Are Copilot’s answers always factual?

The answers that generative AI produces are not guaranteed to be 100% factual. While we continue to improve responses to fact-based queries, users should still use their best judgment when reviewing the output before sending it to others, especially in the legal context, as Looplex’s services are designed to be operated by lawyers. Our Looplex Copilot features provide helpful drafts and summaries to help you achieve more, while giving you the chance to review the generated AI rather than fully automating these tasks.

For this reason, we have adopted risk mitigation requirements as a design strategy for our AI services, with all integrations with the Looplex Copilot service must:

  1. Implementation of meaningful human oversight.

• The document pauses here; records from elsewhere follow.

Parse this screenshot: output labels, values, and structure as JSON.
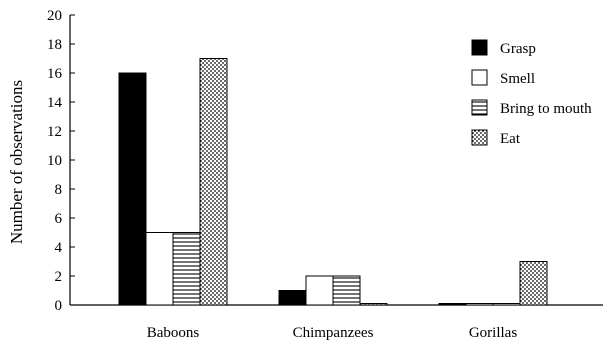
{
  "chart_data": {
    "type": "bar",
    "categories": [
      "Baboons",
      "Chimpanzees",
      "Gorillas"
    ],
    "series": [
      {
        "name": "Grasp",
        "values": [
          16,
          1,
          0
        ],
        "pattern": "solid-black"
      },
      {
        "name": "Smell",
        "values": [
          5,
          2,
          0
        ],
        "pattern": "white"
      },
      {
        "name": "Bring to mouth",
        "values": [
          5,
          2,
          0
        ],
        "pattern": "horizontal-lines"
      },
      {
        "name": "Eat",
        "values": [
          17,
          0,
          3
        ],
        "pattern": "dots"
      }
    ],
    "title": "",
    "xlabel": "",
    "ylabel": "Number of observations",
    "ylim": [
      0,
      20
    ],
    "yticks": [
      0,
      2,
      4,
      6,
      8,
      10,
      12,
      14,
      16,
      18,
      20
    ],
    "grid": false,
    "legend": "top-right"
  }
}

  2. Implementation of strong technical limits on inputs and outputs to reduce the likelihood of misuse beyond the intended purpose of the application

  3. Thorough application testing to find and mitigate undesirable behavior

  4. Establishment of feedback channels

  5. Implementation of additional scenario-specific mitigations

Our teams continue to improve algorithms to proactively address issues such as misinformation, content blocking, data security, and preventing the promotion of harmful or discriminatory content in accordance with Microsoft’s Responsible AI Principles, which we follow as a general guideline.

Will Looplex Copilot meet my industry’s regulatory compliance requirements?

Looplex offers Looplex Copilot within the Looplex Platform ecosystem. For details on the regulatory certifications and compliance of Looplex’s services, please visit our page listing corporate security measures, as well as our regulatory framework guide. As regulation in the AI space evolves, Looplex will continue to adapt and respond to meet future regulatory requirements in this space.